Alerts¶
Since the control plane has access to real-time PgDog metrics, it can detect outliers and trigger automatic alerts.
How it works¶
The control plane evaluates the metrics it receives from all PgDog instances on a continuous loop. When they exceed pre-configured thresholds, an incident is created using one of the configured integrations.
Integrations¶
The following incident management providers are supported:
| Provider | Description |
|---|---|
| incident.io | The control plane will create an incident with the highest available priority. |
Configuration¶
Alerts are disabled by default. To enable them, configure a provider's API key and set thresholds for each supported metric you would like to monitor:
control:
config:
alerts:
evaluation_window_secs: 300
thresholds:
clients_waiting: 10
cpu: 90.0
memory: 2048
server_connections: 100
incident_io:
api_key: inc_live_xxx
Parameters¶
Disabled by default
Thresholds have no defaults. If a threshold is not configured, its metric will not be monitored.
The following parameters are configurable via the Helm chart:
| Parameter | Description | Unit |
|---|---|---|
evaluation_window_secs |
The metrics evaluation window.
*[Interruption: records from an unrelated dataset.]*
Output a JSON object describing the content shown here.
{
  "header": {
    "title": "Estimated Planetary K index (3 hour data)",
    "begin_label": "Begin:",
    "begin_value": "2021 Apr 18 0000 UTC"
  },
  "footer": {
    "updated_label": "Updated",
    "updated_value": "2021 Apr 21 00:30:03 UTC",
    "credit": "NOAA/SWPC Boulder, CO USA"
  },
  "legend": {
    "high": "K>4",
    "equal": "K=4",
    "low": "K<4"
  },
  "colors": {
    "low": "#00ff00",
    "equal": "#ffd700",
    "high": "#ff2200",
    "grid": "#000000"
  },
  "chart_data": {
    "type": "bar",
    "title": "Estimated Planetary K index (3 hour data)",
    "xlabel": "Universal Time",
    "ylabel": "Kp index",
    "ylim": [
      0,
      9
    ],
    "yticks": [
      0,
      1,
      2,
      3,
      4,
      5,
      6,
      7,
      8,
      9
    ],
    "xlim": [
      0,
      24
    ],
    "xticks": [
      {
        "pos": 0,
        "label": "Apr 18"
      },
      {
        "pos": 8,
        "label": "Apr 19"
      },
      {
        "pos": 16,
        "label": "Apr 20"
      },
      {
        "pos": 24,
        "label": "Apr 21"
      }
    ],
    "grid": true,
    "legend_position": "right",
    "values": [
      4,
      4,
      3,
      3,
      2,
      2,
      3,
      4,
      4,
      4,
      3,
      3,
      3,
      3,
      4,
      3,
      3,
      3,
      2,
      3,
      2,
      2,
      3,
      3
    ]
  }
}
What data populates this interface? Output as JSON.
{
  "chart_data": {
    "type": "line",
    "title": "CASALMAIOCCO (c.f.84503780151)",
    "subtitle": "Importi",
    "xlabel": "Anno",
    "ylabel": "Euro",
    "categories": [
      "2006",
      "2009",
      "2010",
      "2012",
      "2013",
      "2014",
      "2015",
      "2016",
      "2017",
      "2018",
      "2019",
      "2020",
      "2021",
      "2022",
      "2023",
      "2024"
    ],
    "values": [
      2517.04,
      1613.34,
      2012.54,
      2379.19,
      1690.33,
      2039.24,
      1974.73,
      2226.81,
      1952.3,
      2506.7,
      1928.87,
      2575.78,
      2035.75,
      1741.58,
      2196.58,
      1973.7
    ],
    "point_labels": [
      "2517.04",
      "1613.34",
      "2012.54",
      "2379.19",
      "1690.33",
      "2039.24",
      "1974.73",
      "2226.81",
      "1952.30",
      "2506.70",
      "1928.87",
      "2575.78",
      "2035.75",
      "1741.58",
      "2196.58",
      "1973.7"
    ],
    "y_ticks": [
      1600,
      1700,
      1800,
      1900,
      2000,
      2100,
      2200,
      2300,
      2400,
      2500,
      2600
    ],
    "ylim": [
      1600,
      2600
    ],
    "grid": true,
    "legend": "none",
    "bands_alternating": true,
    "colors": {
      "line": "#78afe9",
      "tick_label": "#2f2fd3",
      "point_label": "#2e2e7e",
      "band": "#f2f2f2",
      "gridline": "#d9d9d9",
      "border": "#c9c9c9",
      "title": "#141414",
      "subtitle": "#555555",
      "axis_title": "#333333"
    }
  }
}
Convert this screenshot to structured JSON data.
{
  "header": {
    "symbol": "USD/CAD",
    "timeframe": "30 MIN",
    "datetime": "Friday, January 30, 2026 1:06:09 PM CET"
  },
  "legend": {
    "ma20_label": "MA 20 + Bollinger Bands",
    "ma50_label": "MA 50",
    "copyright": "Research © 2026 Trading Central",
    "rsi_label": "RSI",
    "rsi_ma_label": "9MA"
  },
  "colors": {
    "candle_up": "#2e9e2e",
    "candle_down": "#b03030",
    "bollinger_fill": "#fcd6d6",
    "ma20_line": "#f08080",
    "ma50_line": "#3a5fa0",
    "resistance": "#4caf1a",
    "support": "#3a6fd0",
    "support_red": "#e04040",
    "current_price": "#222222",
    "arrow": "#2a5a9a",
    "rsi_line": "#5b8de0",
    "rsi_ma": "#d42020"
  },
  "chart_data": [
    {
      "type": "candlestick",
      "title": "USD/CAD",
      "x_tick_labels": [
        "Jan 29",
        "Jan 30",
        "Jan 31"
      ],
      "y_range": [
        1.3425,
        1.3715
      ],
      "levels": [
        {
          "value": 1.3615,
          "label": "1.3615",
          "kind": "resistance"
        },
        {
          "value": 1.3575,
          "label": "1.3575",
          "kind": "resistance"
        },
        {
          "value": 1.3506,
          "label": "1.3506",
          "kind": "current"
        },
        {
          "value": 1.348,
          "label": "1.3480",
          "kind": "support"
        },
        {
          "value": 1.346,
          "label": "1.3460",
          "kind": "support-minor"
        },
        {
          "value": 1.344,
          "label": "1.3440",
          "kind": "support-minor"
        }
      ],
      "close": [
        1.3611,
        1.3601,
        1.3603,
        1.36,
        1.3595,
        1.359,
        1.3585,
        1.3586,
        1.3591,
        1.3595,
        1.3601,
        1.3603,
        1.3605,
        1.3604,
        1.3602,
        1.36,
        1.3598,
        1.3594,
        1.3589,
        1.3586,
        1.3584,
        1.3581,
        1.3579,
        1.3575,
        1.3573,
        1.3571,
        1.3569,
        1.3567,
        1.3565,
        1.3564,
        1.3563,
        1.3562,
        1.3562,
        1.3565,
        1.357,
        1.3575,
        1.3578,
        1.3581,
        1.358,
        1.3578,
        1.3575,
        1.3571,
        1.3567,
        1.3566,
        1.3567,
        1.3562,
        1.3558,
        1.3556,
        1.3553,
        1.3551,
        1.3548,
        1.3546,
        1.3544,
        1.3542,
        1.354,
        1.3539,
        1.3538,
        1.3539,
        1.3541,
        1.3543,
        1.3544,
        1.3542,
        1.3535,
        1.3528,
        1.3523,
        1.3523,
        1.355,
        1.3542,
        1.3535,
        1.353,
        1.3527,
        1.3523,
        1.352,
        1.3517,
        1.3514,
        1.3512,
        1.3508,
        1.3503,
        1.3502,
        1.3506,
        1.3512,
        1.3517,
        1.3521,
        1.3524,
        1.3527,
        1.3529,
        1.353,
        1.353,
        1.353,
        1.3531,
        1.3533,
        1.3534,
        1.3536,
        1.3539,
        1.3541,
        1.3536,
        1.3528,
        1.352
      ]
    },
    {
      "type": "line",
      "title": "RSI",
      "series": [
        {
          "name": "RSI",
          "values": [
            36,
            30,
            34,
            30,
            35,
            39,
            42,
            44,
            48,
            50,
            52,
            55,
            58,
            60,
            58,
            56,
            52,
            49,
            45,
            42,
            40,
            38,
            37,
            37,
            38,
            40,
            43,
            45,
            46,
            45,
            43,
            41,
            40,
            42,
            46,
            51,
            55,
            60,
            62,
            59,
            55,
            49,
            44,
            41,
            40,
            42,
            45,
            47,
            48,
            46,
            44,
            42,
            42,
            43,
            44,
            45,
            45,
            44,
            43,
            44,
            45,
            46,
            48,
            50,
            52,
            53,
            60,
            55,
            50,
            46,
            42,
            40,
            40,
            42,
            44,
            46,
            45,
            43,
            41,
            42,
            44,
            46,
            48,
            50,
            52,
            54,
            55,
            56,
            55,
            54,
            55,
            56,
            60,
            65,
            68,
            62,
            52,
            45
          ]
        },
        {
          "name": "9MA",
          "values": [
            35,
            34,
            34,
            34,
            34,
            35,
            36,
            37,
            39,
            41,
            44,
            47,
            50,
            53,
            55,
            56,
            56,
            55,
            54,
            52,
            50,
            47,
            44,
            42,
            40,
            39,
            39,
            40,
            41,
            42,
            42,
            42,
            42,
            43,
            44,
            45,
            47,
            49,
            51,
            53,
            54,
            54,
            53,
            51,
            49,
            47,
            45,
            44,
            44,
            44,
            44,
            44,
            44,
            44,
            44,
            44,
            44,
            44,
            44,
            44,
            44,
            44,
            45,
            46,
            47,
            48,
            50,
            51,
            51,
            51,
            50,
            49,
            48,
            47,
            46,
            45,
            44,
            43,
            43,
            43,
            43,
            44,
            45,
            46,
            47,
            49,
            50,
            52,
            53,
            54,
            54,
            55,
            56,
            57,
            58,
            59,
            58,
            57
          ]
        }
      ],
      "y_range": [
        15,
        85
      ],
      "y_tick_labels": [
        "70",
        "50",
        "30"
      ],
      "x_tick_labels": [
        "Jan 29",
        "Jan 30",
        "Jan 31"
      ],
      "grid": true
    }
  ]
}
Metrics are averaged over this period to produce an alert signal. | Seconds, e.g., 300 (5 minutes) |
clients_waiting |
Average number of clients waiting for a connection from a pool. | Clients, e.g., 10 |
cpu |
Average CPU utilization of each PgDog pod. | Percentage, e.g., 90.0 (90%) |
memory |
Average memory utilization of each PgDog pod. | MiB, e.g., 2048 (2048 MiB) |
server_connections |
Average number of open connections from PgDog to Postgres. | Connections, e.g., 100 |
Evaluation window¶
Longer evaluation windows reduce the chance of false positives in spiky workloads. Shorter windows will be evaluated quicker and will trigger faster notifications in case of an incident.